Yayınlama: 18.05.2025
A+
A-
İnsanoğlu öteden beri mutluluğu aramıştır. Ancak bu arayışın yönü zamanla değişmiş, özden şekle, içten dışa, sadelikten gösterişe kaymıştır. Bugün geldiğimiz noktada mutluluk, vitrinlere, sosyal medyaya, dışsal kazanımlara indirgenmiş; iç huzur ise ikinci plana itilmiştir. Oysa yazarın da belirttiği gibi, mutluluk içimizdedir; onu dışarıda, eşyalarda ya da başkalarının hayatlarında aramak, çölde serap kovalamaya benzer.
Yazı, aileyi bu anlamda insanın iç huzurunu bulabileceği en önemli kurum olarak merkeze alıyor. Aile; yalnızca bir birliktelik değil, aynı zamanda bir oluş ve olgunlaşma sürecidir. Bu süreç, bireylerin biyolojik ihtiyaçlarından çok daha fazlasını kapsar: psikolojik bağları, kültürel değerleri, sosyal dayanışmayı ve manevi derinliği… Bu yüzden “eşleşme” yalnızca biyolojik değil, evlilik aynı zamanda kültürel bir inşaahlaki bir irademanevi bir bağlanmadır.
Modern kültürün sunduğu birey tipi; kimliğinden uzaklaşmış, ruhunu hazır kalıplara emanet etmiş ve popüler olanın peşine takılmış bir figürdür. Bu insan tipi, huzuru kendi içinde değil, başkalarının onayında ve sunduğu geçici tatminlerde arar. Bu arayışın sonucu ise mutsuz birey, onunla oluşan mutsuz aile ve nihayetinde mutsuz bir toplumdur.
Yazar, bu kısır döngüye karşı mutluluğu içsel bir dengeye bağlar: “Önce iyi olalım, sonra mutlu oluruz.” Zira mutluluk, ödül gibi peşinden koşularak değil, erdemli bir yaşamın doğal sonucu olarak insana gelir. Bu erdemli yaşam, kanaatkâr olmayı, şükretmeyi, sahip olduklarını görmeyi ve kayıplar karşısında sabretmeyi içerir. Günümüz insanı, sahip olduklarını küçümseyip, olmayanlara göz diktiği için huzursuzdur. Oysa Sokrates’in dediği gibi: “Hiç gerek duymayacağım ne çok şey var.”

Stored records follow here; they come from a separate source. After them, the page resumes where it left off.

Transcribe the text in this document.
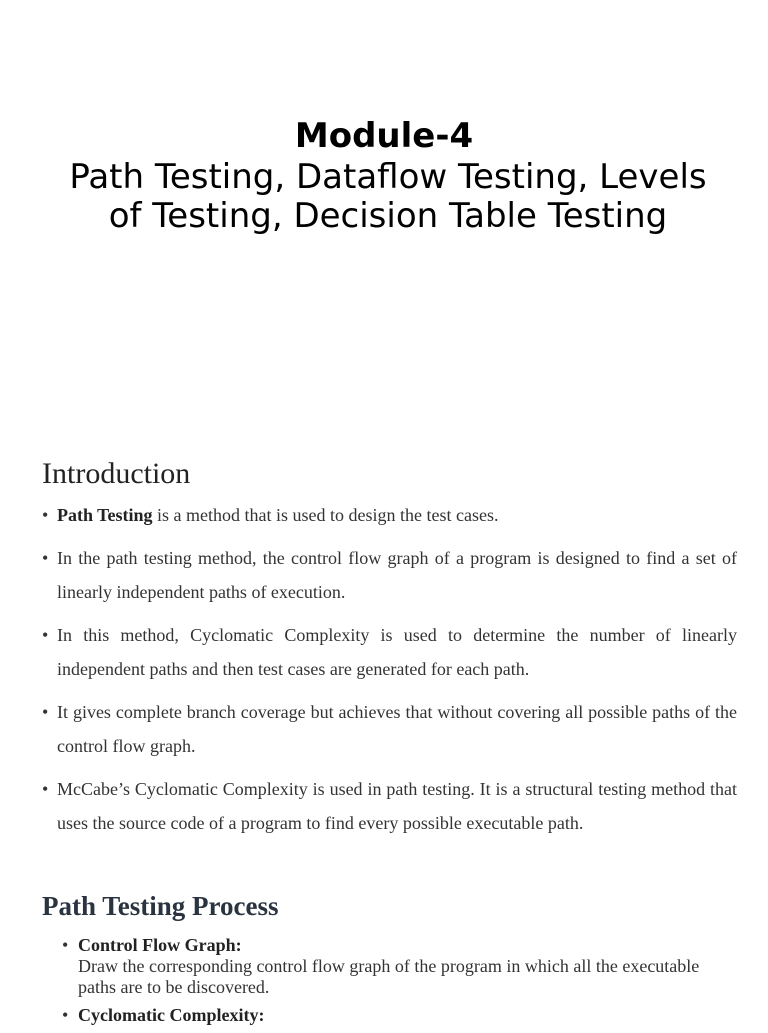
Module-4
Path Testing, Dataflow Testing, Levels of Testing, Decision Table Testing
Introduction
• Path Testing is a method that is used to design the test cases.
• In the path testing method, the control flow graph of a program is designed to find a set of linearly independent paths of execution.
• In this method, Cyclomatic Complexity is used to determine the number of linearly independent paths and then test cases are generated for each path.
• It gives complete branch coverage but achieves that without covering all possible paths of the control flow graph.
• McCabe’s Cyclomatic Complexity is used in path testing. It is a structural testing method that uses the source code of a program to find every possible executable path.
Path Testing Process
• Control Flow Graph:
Draw the corresponding control flow graph of the program in which all the executable paths are to be discovered.
• Cyclomatic Complexity:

Yazar, huzurun kaynağını bireysel iç yapı ile ilişkilendirdikten sonra, bu huzurun en doğal ve anlamlı şekilde ailede hayat bulduğunu vurgular. Aile, bir insanın küçük dünyasıdır ve bu dünya bir cennet bahçesine dönüşebileceği gibi, özensizlikle bir zindana da çevrilebilir. Bu noktada belirleyici olan, eşlerin birbirine bakışıdır. Ailede paylaşmak, yalnız maddi değil, manevi bir sorumluluktur. Acılar paylaşıldıkça hafifler, sevinçler çoğalır. Asıl mesele, birlikte yaşamak değil, birlikte katlanabilmektir.

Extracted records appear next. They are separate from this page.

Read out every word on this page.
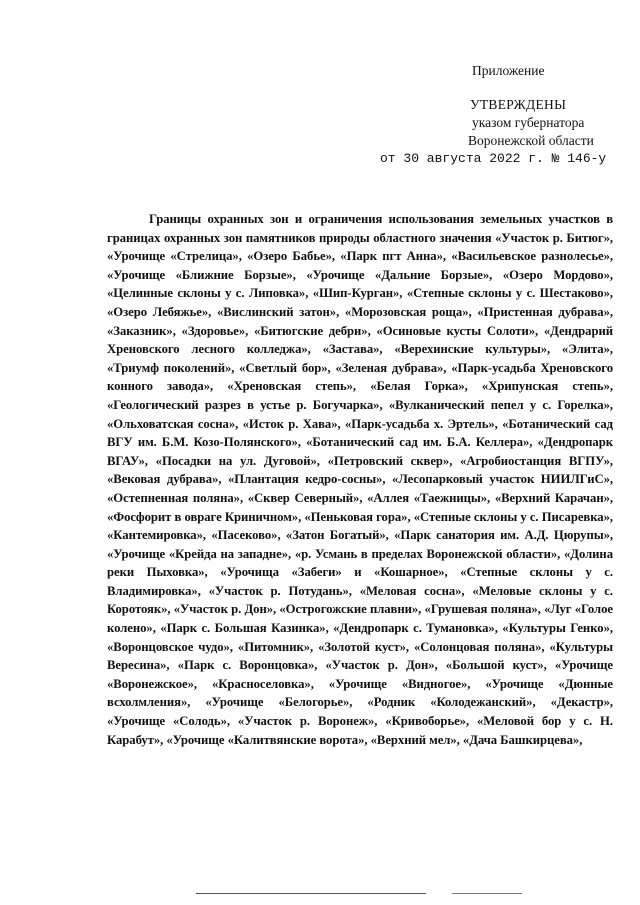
Приложение
УТВЕРЖДЕНЫ
указом губернатора
Воронежской области
от 30 августа 2022 г. № 146-у

Границы охранных зон и ограничения использования земельных участков в границах охранных зон памятников природы областного значения «Участок р. Битюг», «Урочище «Стрелица», «Озеро Бабье», «Парк пгт Анна», «Васильевское разнолесье», «Урочище «Ближние Борзые», «Урочище «Дальние Борзые», «Озеро Мордово», «Целинные склоны у с. Липовка», «Шип-Курган», «Степные склоны у с. Шестаково», «Озеро Лебяжье», «Вислинский затон», «Морозовская роща», «Пристенная дубрава», «Заказник», «Здоровье», «Битюгские дебри», «Осиновые кусты Солоти», «Дендрарий Хреновского лесного колледжа», «Застава», «Верехинские культуры», «Элита», «Триумф поколений», «Светлый бор», «Зеленая дубрава», «Парк-усадьба Хреновского конного завода», «Хреновская степь», «Белая Горка», «Хрипунская степь», «Геологический разрез в устье р. Богучарка», «Вулканический пепел у с. Горелка», «Ольховатская сосна», «Исток р. Хава», «Парк-усадьба х. Эртель», «Ботанический сад ВГУ им. Б.М. Козо-Полянского», «Ботанический сад им. Б.А. Келлера», «Дендропарк ВГАУ», «Посадки на ул. Дуговой», «Петровский сквер», «Агробиостанция ВГПУ», «Вековая дубрава», «Плантация кедро-сосны», «Лесопарковый участок НИИЛГиС», «Остепненная поляна», «Сквер Северный», «Аллея «Таежницы», «Верхний Карачан», «Фосфорит в овраге Криничном», «Пеньковая гора», «Степные склоны у с. Писаревка», «Кантемировка», «Пасеково», «Затон Богатый», «Парк санатория им. А.Д. Цюрупы», «Урочище «Крейда на западне», «р. Усмань в пределах Воронежской области», «Долина реки Пыховка», «Урочища «Забеги» и «Кошарное», «Степные склоны у с. Владимировка», «Участок р. Потудань», «Меловая сосна», «Меловые склоны у с. Коротояк», «Участок р. Дон», «Острогожские плавни», «Грушевая поляна», «Луг «Голое колено», «Парк с. Большая Казинка», «Дендропарк с. Тумановка», «Культуры Генко», «Воронцовское чудо», «Питомник», «Золотой куст», «Солонцовая поляна», «Культуры Вересина», «Парк с. Воронцовка», «Участок р. Дон», «Большой куст», «Урочище «Воронежское», «Красноселовка», «Урочище «Видногое», «Урочище «Дюнные всхолмления», «Урочище «Белогорье», «Родник «Колодежанский», «Декастр», «Урочище «Солодь», «Участок р. Воронеж», «Кривоборье», «Меловой бор у с. Н. Карабут», «Урочище «Калитвянские ворота», «Верхний мел», «Дача Башкирцева»,
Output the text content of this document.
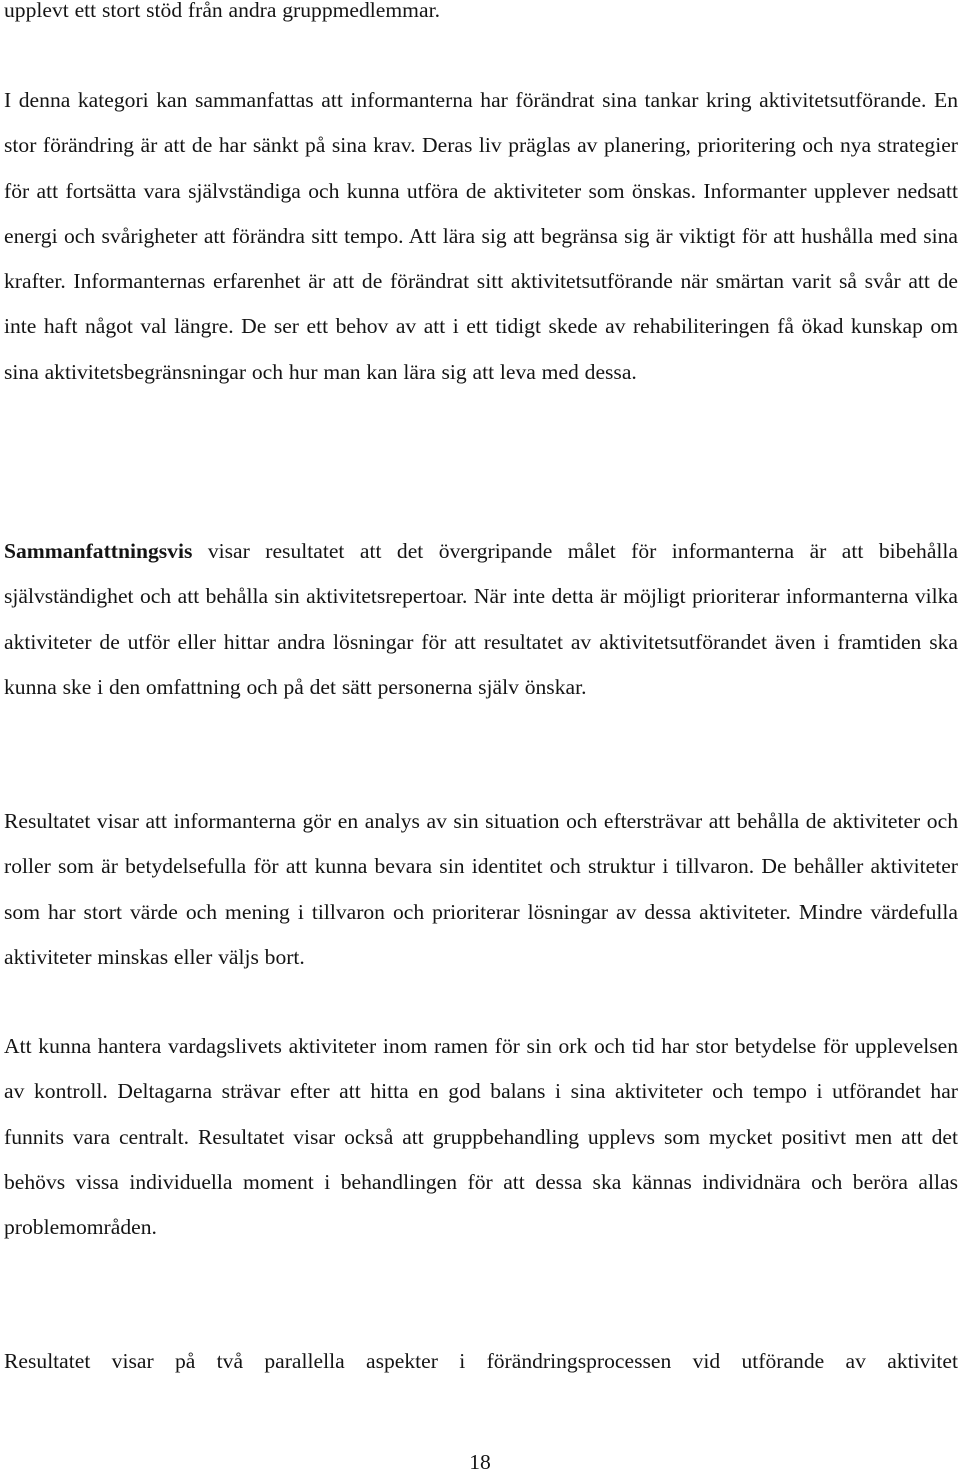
upplevt ett stort stöd från andra gruppmedlemmar.

I denna kategori kan sammanfattas att informanterna har förändrat sina tankar kring aktivitetsutförande. En stor förändring är att de har sänkt på sina krav. Deras liv präglas av planering, prioritering och nya strategier för att fortsätta vara självständiga och kunna utföra de aktiviteter som önskas. Informanter upplever nedsatt energi och svårigheter att förändra sitt tempo. Att lära sig att begränsa sig är viktigt för att hushålla med sina krafter. Informanternas erfarenhet är att de förändrat sitt aktivitetsutförande när smärtan varit så svår att de inte haft något val längre. De ser ett behov av att i ett tidigt skede av rehabiliteringen få ökad kunskap om sina aktivitetsbegränsningar och hur man kan lära sig att leva med dessa.

Sammanfattningsvis visar resultatet att det övergripande målet för informanterna är att bibehålla självständighet och att behålla sin aktivitetsrepertoar. När inte detta är möjligt prioriterar informanterna vilka aktiviteter de utför eller hittar andra lösningar för att resultatet av aktivitetsutförandet även i framtiden ska kunna ske i den omfattning och på det sätt personerna själv önskar.

Resultatet visar att informanterna gör en analys av sin situation och eftersträvar att behålla de aktiviteter och roller som är betydelsefulla för att kunna bevara sin identitet och struktur i tillvaron. De behåller aktiviteter som har stort värde och mening i tillvaron och prioriterar lösningar av dessa aktiviteter. Mindre värdefulla aktiviteter minskas eller väljs bort.

Att kunna hantera vardagslivets aktiviteter inom ramen för sin ork och tid har stor betydelse för upplevelsen av kontroll. Deltagarna strävar efter att hitta en god balans i sina aktiviteter och tempo i utförandet har funnits vara centralt. Resultatet visar också att gruppbehandling upplevs som mycket positivt men att det behövs vissa individuella moment i behandlingen för att dessa ska kännas individnära och beröra allas problemområden.

Resultatet visar på två parallella aspekter i förändringsprocessen vid utförande av aktivitet

18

Evlilikte en büyük tehlikelerden biri gururdur. Eşler arasında anlaşmazlıklar elbette olabilir; ancak bu çatışmaları çözüme kavuşturacak olan şey haklılık yarışı değil, gönül alma iradesidir. Şeytan, Nisa suresinde işaret edildiği gibi, insanı gururla kandırır; haklıyken bile yuvayı dağıtmaya ikna eder. Oysa evlilik, sadece güzel günlerin değil, zorlukların da ortaklığıdır. “Gülü seven dikenine katlanır” derler. İnsanın ayağında kusur varsa da kalbinde muhabbet varsa o evlilik yürür.

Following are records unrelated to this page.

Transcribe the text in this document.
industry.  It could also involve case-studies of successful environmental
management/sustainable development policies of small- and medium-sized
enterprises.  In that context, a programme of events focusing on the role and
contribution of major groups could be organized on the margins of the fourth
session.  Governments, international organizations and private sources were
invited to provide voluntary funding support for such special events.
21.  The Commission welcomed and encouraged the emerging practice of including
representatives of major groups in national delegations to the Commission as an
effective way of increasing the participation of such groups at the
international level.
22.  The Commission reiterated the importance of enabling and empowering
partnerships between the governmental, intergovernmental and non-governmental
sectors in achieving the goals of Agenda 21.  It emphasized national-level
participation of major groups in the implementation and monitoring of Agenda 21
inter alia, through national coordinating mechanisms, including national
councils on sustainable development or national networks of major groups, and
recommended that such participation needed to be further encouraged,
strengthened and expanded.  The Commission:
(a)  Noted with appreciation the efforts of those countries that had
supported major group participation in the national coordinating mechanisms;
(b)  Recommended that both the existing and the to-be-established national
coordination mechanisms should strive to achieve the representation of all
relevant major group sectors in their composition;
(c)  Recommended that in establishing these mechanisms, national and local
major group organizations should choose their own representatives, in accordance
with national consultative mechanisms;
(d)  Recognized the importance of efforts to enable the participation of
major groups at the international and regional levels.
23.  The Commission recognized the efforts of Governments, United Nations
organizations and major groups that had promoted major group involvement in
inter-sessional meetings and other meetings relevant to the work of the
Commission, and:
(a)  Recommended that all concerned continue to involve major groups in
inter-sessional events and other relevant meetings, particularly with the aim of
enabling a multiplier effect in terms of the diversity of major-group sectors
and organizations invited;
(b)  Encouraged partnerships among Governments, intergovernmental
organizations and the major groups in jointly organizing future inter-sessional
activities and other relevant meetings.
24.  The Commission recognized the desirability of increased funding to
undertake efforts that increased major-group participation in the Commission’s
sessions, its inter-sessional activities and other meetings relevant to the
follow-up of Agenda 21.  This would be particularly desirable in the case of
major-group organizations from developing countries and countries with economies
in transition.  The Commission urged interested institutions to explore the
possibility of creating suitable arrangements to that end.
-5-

Yazar, hayatın hakikatlerine dair kadim bilgeliği örneklerle de destekliyor. Ömer Hayyam’dan Horatius’a, Sokrates’ten Mevlana’ya kadar pek çok hikmet ehli insanın sözleri, yazının felsefi derinliğini artırıyor. Bu da gösteriyor ki mesele yalnızca dinî değil, aynı zamanda evrensel bir insanlık meselesidir: Gerçek mutluluk dışsal başarıda değil, ruhun huzurunda gizlidir.
Kanaatkâr insan, başkasının imrenerek baktığı hayata şükürle bakar. Sahip olduklarını fark edebilen bir kalp, eksiklerini yadırgamaz. Çünkü “şikâyet ettiğiniz hayat, başkasının hayalidir.” Bu bakış açısı bireyi yalnızca daha huzurlu yapmaz, aynı zamanda hayatına anlam katar. Huzurlu aile, böyle bakabilen bireylerle kurulur. Ve bu bireyler hem dünyada hem ahirette saadeti yakalar.
Yazı, nihayetinde bize şunu söylüyor: Hayat, daha fazla şeye sahip olma yarışı değildir; daha fazla insan olma çabasıdır. Aile, bu insan olma çabasının en önemli eğitim alanıdır. Sevginin, fedakârlığın, kanaatin, anlayışın ve sabrın öğrenildiği yerdir. Aileyi korumak, aslında insanlığımızı korumaktır. Ve mutluluğun kapısı da, her şeyden önce evde, eşler arası saygıda, sadakatte ve paylaşımda açılır.
Eşler arasında sevgi, anlayış, fedakârlık ve kanaat varsa; en mütevazı ev bile bir cennete dönüşebilir. Aksi hâlde, servet ve şöhret de insanı doyurmaz. Bu yazı, evliliği bir hayat ortaklığı, aileyi bir iç huzur mekânı olarak kavramamız gerektiğini güçlü bir şekilde hatırlatıyor. Ve belki de en kıymetli çağrıyı yapıyor: Mutlu olmak için çok şeye değil, doğru değerlere ve sağlam bir aileye ihtiyacımız var. Vesselam.
Muhammed Zeki Mirzaoğlu / Araştırmacı Yazar

Bir Yorum Yazın

Ziyaretçi Yorumları - 0 Yorum

Henüz yorum yapılmamış.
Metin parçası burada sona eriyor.